Despite being spread over 18 days Celtic Connections still throws up gig conflicts. Tonight Willie Vlautin is appearing up the road promoting his latest book, normally a must attend for Americana fans. However, we’ve plumped for Courtney Marie Andrews on the back of her last appearance in Glasgow when she and her band were in magical form. It’s a mild disappointment then to find out that this is a solo show but that’s a bit like saying that only winning a couple of million on the lottery instead of tens would be a disappointment.
The choice of venue was somewhat odd, a cavernous room more suited to noisy bands, and Ms. Andrews, while well able to hold the audience’s attention, suffered from an excess of reverb on her voice to the extent that some people attending found it painful although as the show progressed this was remedied. A pity as her clear and appealing voice is one of those which can enthral a listener but there were certainly moments tonight when it did just that. Accompanying herself on guitar and occasional keyboard she reminded us of the stark beauty contained in her breakthrough album of last year, Honest Life. Opening with the heartbreak travelogue of Rookie Dreaming she dispelled any qualms about the lack of a band tonight as the wonder of the song shone out. Not The End followed, as on the album, while How Quickly Your Heart Mends, Put The Fire Out and Table For One all featured in the set; that such a sterling set of songs were contained on one album remains somewhat breathtaking.
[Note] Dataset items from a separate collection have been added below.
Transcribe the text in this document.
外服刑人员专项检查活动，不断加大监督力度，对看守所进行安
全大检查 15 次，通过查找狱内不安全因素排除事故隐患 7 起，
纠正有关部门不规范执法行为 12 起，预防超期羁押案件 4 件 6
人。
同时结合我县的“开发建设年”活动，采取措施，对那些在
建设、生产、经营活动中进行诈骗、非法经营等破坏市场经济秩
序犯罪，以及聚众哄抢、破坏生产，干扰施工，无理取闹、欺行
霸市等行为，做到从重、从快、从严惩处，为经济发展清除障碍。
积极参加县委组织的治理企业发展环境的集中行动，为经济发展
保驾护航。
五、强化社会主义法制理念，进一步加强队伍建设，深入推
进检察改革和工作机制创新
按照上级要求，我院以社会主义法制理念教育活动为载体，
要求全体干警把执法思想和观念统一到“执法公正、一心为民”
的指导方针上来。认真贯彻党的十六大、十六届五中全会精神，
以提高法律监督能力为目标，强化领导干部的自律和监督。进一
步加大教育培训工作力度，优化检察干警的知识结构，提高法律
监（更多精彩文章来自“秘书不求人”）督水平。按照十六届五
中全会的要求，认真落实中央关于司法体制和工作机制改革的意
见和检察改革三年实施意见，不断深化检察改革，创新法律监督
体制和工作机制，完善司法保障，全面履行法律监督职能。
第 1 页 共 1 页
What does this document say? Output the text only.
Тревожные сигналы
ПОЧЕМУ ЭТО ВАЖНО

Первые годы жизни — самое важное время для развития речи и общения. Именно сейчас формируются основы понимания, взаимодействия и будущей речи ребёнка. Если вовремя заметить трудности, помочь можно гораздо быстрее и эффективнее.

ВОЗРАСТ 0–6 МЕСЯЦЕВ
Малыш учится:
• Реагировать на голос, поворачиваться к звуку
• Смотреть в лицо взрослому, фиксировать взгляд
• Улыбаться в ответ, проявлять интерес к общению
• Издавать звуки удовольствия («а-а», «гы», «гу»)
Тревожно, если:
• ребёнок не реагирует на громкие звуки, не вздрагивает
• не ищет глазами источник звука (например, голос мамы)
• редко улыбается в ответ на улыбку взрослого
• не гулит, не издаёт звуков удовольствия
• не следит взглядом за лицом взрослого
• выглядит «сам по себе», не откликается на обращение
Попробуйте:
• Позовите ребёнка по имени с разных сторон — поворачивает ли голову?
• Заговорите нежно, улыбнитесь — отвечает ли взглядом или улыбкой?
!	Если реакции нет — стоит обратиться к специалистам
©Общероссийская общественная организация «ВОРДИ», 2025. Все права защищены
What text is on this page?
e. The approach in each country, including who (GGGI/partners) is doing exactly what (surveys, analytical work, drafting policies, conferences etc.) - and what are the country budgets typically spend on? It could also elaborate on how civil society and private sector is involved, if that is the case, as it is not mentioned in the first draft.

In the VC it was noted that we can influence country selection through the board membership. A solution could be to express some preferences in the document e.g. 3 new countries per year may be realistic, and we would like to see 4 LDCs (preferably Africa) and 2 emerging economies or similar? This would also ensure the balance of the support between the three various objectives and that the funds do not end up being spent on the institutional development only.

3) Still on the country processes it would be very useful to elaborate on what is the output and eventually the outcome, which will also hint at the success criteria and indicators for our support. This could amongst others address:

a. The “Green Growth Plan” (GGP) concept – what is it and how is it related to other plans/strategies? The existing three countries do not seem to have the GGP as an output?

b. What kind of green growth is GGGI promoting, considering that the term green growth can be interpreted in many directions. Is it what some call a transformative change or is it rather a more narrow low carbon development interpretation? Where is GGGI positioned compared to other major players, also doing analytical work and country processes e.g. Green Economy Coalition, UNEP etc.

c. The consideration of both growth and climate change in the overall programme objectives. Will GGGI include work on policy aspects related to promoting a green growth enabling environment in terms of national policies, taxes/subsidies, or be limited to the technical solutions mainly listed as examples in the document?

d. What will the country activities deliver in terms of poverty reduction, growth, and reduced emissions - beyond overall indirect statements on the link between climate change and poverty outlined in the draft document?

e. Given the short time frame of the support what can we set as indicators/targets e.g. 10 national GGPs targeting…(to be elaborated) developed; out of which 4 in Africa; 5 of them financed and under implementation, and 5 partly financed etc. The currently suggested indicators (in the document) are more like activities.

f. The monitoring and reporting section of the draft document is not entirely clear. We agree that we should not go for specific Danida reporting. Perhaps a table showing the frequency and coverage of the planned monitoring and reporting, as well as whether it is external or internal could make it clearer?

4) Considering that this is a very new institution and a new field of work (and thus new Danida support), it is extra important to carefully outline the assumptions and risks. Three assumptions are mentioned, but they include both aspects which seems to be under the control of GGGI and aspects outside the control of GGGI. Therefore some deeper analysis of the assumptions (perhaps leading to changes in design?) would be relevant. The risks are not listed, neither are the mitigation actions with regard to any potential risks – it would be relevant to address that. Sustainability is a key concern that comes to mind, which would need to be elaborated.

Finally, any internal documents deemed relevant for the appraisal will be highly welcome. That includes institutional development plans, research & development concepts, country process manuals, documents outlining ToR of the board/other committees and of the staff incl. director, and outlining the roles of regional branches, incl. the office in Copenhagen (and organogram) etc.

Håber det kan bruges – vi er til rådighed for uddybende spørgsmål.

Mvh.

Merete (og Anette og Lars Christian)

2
With a new album in the pipeline we were treated to several new songs, some of them receiving their public debut. Border, about a mean and vindictive Arizona sheriff was given a dramatic delivery while Andrews revealed it had a happy ending as he is no longer in post. Took You Up (apologies if this is not the name of this new song) was a love song to a narcissist while This House was brimful of nostalgia. Kindness Of Strangers, the first single from the new album was dedicated to a late friend from Seattle who died of an overdose and Andrews played it in a manner reminiscent of Neil Young particularly in her guitar playing. The title song of the forthcoming disc, May Your Kindness Remain, recalled Dolly Parton’s writing with Andrews stripping out the backing singers and clamorous guitar of the recorded version for a beautifully understated delivery. She encored with Irene from Honest Life before singing another new song which she said was about, “hopeful mortality,” and which reinforced the occasional Joni Mitchell comparisons which have tagged along with Andrews.
All in all and despite the sound issue Andrews easily won the crowd over and her new songs promise much of the new album which is released this spring.